Die Meininger waren in der Vergangenheit auch öfter bei großen Turnwettkämpfen zu Gast, bei denen sie die vielfache deutsche Meisterin Elisabeth Seitz anfeuerten. Und jetzt war Marion Düwel mit ihrem TSV Meiningen hautnah und live dabei, als sich Elisabeth Seitz bei den European Championships in München zur Europameistertitel am Stufenbarren krönte. Was für ein Tag! Der mit ganz viel Vorlauf begann. „Wir haben die Karten schon im vorigen Jahr bestellt“, so Marion Düwel. Die TSV-Verantwortlichen hatten auch schon Fahrten zum deutschen Turnfest in Berlin 2018 und mehrmals zu deutschen Meisterschaften organisiert. Auch bei den Weltmeisterschaften in Stuttgart 2019 waren sie dabei. Da wurde Elisabeth Seitz Sechste im Mehrkampf, was ein ganz toller Erfolg war. „Wir sind da immer mit einem großen Bus gefahren. Für unsere Turnerinnen waren es stets Höhepunkte, wenn sie das alles mal live erleben durften, und ein echter Motivationsschub“, sagt die TSV-Cheftrainerin.
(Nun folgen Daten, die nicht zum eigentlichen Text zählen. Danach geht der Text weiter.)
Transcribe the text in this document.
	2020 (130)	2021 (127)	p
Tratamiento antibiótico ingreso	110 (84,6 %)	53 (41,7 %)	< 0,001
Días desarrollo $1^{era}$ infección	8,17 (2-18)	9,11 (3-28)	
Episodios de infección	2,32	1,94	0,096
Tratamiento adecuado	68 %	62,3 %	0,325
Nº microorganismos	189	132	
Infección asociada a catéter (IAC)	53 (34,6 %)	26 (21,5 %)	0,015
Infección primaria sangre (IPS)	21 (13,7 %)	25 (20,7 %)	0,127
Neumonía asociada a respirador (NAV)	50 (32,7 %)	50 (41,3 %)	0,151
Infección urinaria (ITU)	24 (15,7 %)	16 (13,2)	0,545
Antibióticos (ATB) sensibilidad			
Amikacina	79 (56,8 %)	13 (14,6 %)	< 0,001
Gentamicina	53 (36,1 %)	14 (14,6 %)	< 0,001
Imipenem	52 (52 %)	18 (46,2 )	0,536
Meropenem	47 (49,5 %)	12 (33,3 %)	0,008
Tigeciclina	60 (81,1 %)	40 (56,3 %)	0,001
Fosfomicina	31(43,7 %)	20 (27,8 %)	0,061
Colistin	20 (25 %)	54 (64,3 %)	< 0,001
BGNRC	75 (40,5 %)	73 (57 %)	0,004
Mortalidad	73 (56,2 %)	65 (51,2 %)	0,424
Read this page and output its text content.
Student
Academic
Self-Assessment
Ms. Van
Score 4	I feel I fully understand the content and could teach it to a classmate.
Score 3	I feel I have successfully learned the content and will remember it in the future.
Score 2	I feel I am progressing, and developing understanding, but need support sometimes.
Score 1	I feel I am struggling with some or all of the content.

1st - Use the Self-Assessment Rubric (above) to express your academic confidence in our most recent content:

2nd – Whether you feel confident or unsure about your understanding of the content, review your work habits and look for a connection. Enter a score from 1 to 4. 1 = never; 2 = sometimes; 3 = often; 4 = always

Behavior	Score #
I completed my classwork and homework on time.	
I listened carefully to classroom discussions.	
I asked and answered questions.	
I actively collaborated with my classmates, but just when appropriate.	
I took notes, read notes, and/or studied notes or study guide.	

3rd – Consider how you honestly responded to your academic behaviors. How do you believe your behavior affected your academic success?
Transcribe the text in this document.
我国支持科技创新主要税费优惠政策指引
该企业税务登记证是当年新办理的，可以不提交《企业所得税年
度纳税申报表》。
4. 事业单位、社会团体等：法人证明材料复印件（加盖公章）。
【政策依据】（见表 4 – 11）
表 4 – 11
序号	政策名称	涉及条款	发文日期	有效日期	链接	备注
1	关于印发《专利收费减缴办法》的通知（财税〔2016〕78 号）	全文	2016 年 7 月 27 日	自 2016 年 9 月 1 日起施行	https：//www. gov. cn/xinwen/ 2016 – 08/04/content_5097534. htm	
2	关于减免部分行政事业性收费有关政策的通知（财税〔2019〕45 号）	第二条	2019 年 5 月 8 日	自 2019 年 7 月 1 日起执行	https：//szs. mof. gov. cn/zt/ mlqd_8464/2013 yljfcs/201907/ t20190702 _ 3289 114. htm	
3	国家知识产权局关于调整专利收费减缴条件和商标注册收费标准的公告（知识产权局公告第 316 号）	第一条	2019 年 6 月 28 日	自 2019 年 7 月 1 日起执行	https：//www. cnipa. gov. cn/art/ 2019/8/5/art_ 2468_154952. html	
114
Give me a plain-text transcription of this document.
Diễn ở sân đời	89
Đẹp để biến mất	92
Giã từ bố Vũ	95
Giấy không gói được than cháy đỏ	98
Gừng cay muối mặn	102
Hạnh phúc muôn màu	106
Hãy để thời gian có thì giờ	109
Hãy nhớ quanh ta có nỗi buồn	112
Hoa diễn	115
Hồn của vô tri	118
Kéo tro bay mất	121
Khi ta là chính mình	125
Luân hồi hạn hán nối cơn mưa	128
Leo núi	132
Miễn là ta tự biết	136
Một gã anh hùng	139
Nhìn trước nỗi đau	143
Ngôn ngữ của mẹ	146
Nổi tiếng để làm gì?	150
Einen Tag vor dem Gerätefinals in München hatte die deutsche Riege im Mannschaftswettbewerb Bronze geholt. Die Form stimmte also, was die Vorfreude bei dem Meiningern noch steigerte. Und so machten sich knapp 30 TSV-Mitglieder am Sonntagmorgen auf nach München. Das tolle Flair in der Halle konnten alle genießen. Und dann kam der große Moment. „Ich hatte mir erhofft, dass Eli eine Medaille holt. Von den Vorkampfwerten her waren die Italienerin und auch die Niederländerin besser. Aber im Mehrkampffinale hat sie schon eine sehr gute Übung gezeigt. Das hat Hoffnung gemacht“, erzählt Marion Düwel. „Und beim Einturnen habe ich bemerkt, dass sie vor dem Abgang keinen Zwischenschwung mehr geturnt hat. Da habe ich mir schon gedacht, dass sie aufs Ganze geht.“ Dann begann der Wettkampf und eine Turnerin nach der anderen zeigte ihre Übung. Die Sportlerin, die direkt vor Elisabeth Seitz turnte, verletzte sich beim Abgang. So musste die Deutsche auf ihren Auftritt warten. Wenn das für die Zuschauer schon anstrengend ist, was muss das dann erst für die Sportlerin bedeuten?

Eine perfekte Übung

Aber dann war es so weit. Elisabeth Seitz ging ans Gerät, turnte alle Elemente – auch die schwierigen Flugeinlagen – fehlerfrei, ja fast schon traumwandlerisch sicher. „Das war eine ganz tolle Übung. Als sie den Abgang noch sicher gestanden hatte, war mir klar, dass das eine Medaille werden würde“, erzählt Marion Düwel. Sekunden des Bangens folgten, ehe die Note gezeigt wurde und damit die Platzierung feststand: Platz 1, der Sieg, die Europameisterschaft. „Wir sind alle aufgesprungen, der Jubel kannte keine Grenzen. Mir kamen sofort die Tränen und ich habe Rotz und Wasser geheult“, beschreibt Marion Düwel ihre Emotionen. „Und die Halle hat getobt. Was für eine Lautstärke. Das ging minutenlang und wollte gar nicht mehr aufhören. So was habe ich noch nie erlebt.“ Das schöne an dem Moment war natürlich, dass Elisabeth Seitz als letzte Turnerin ans Gerät ging. Als dann die Note und Platz 1 aufleuchtete, konnte keine mehr an ihr vorbeiziehen. Das nervenaufreibende Warten entfiel, was den Moment noch besser machte.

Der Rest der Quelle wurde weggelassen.